Very briefly noted. In my e-mail today, Update No. 608 from the Linguistic Society of America, announcing the slate of candidates for its upcoming elections, with one nominee for vice-president / president-elect: the sociolinguist and creolist Tracey Weldon (University of South Carolina). A great pleasure for me, since TW’s time as a graduate student at Ohio State (culminating in her PhD in 1998) was my final time at Ohio State (I moved permanently from Columbus in 1998). A photo of TW in mid-speech:
A shot from the documentary Talking Black in America (2017), since expanded to a 5-part series
TW has a BA in English and French from Furman University in 1991 and that OSU PhD in Linguistics, with the dissertation Exploring the AAVE-Gullah connection: A comparative study of copula variability (with Donald Winford as her adviser).
Of her publications, I pick her excellent Cambridge Univ. Press book Middle Class African American English. And note that she’s also an experienced academic administrator. Meanwhile, she’s managed to succeed as an African American in what I think of, jokingly but pointedly, as Historically White Colleges and Universities of the American South (Furman, in Greenville SC, has a black student population of about 7.3% and the University of South Carolina has about 10.1% — in a state whose population is about 24.4% black). But she could no doubt explain all this better than I do, forcefully and passionately, but calmly, in, yes, her level-voiced middle-class AAE.

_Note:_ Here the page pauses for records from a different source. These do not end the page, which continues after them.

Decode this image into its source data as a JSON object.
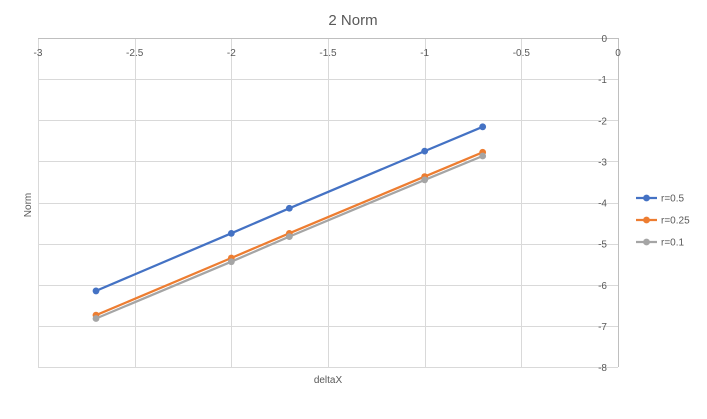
{
  "chart_data": {
    "type": "line",
    "title": "2 Norm",
    "xlabel": "deltaX",
    "ylabel": "Norm",
    "xlim": [
      -3,
      0
    ],
    "ylim": [
      -8,
      0
    ],
    "x_ticks": [
      -3,
      -2.5,
      -2,
      -1.5,
      -1,
      -0.5,
      0
    ],
    "y_ticks": [
      0,
      -1,
      -2,
      -3,
      -4,
      -5,
      -6,
      -7,
      -8
    ],
    "grid": true,
    "x_axis_position": "top",
    "y_axis_position": "right",
    "legend_position": "right",
    "series": [
      {
        "name": "r=0.5",
        "color": "#4472c4",
        "x": [
          -2.7,
          -2.0,
          -1.7,
          -1.0,
          -0.7
        ],
        "y": [
          -6.15,
          -4.75,
          -4.14,
          -2.75,
          -2.16
        ]
      },
      {
        "name": "r=0.25",
        "color": "#ed7d31",
        "x": [
          -2.7,
          -2.0,
          -1.7,
          -1.0,
          -0.7
        ],
        "y": [
          -6.74,
          -5.35,
          -4.75,
          -3.37,
          -2.78
        ]
      },
      {
        "name": "r=0.1",
        "color": "#a5a5a5",
        "x": [
          -2.7,
          -2.0,
          -1.7,
          -1.0,
          -0.7
        ],
        "y": [
          -6.82,
          -5.44,
          -4.83,
          -3.45,
          -2.87
        ]
      }
    ]
  }
}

In any case, TW’s career has advanced quickly on all fronts, and now (only 27 years from her PhD) she’s about to become the vice-president and president-elect of the LSA. Too fast, you say? Well, there’s at least one precedent in recent decades, someone who advanced from a PhD in 1965 to the LSA presidency in 1992, also 27 years: me.

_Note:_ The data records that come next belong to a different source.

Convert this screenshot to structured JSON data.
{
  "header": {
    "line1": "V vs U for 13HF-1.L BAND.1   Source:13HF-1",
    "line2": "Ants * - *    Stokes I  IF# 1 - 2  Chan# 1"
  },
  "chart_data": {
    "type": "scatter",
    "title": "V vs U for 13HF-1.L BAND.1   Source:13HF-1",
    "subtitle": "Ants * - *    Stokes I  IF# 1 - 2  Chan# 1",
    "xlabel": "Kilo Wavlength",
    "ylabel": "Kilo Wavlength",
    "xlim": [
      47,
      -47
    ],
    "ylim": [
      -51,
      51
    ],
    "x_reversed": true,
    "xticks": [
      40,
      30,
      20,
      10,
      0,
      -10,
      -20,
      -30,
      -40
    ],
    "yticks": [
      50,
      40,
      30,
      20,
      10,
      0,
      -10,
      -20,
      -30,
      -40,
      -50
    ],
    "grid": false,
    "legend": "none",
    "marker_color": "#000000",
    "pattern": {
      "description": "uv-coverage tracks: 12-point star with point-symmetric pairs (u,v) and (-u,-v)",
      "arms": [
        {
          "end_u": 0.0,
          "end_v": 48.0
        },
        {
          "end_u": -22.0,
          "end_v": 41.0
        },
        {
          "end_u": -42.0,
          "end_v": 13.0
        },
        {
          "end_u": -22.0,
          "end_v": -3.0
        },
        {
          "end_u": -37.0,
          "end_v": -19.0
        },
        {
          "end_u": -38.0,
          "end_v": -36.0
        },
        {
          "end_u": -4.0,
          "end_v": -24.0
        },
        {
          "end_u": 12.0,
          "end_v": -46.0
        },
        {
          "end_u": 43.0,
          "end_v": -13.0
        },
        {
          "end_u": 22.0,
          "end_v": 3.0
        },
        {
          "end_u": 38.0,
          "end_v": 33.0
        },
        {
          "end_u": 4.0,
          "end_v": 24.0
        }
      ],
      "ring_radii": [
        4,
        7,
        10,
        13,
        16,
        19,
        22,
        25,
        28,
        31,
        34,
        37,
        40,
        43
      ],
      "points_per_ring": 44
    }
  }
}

I am sorry, once again, that I can no longer get to LSA meetings.

September 10, 2025 at 12:21 pm |
Oh my goodness, Arnold! Thank you so much for this amazing recognition! I am speechless! It will be an honor to follow in your footsteps and to represent OSU in this way. Thank you for your mentorship and training! It has served me well in my career!

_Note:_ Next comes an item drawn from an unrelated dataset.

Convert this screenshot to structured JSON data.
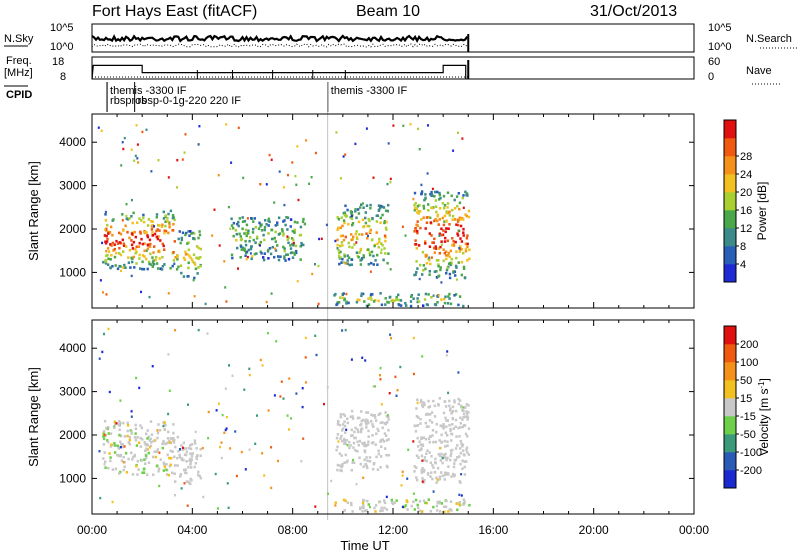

September 10, 2025 at 1:04 pm |
Tracey, you’ve been a star from way back, and I’m all happy to see you get the recognition you deserve. You know, you shine on me, add luster to my reputation. Now, on a more serious note, the presidency of the LSA is a hugely more difficult job now than it was when I was coming up; so know that I’ll do what I can to be helpful to you. Meanwhile, you and Heidi should carve out a chunk of time for the two of you to talk, easily and without too much planning, now.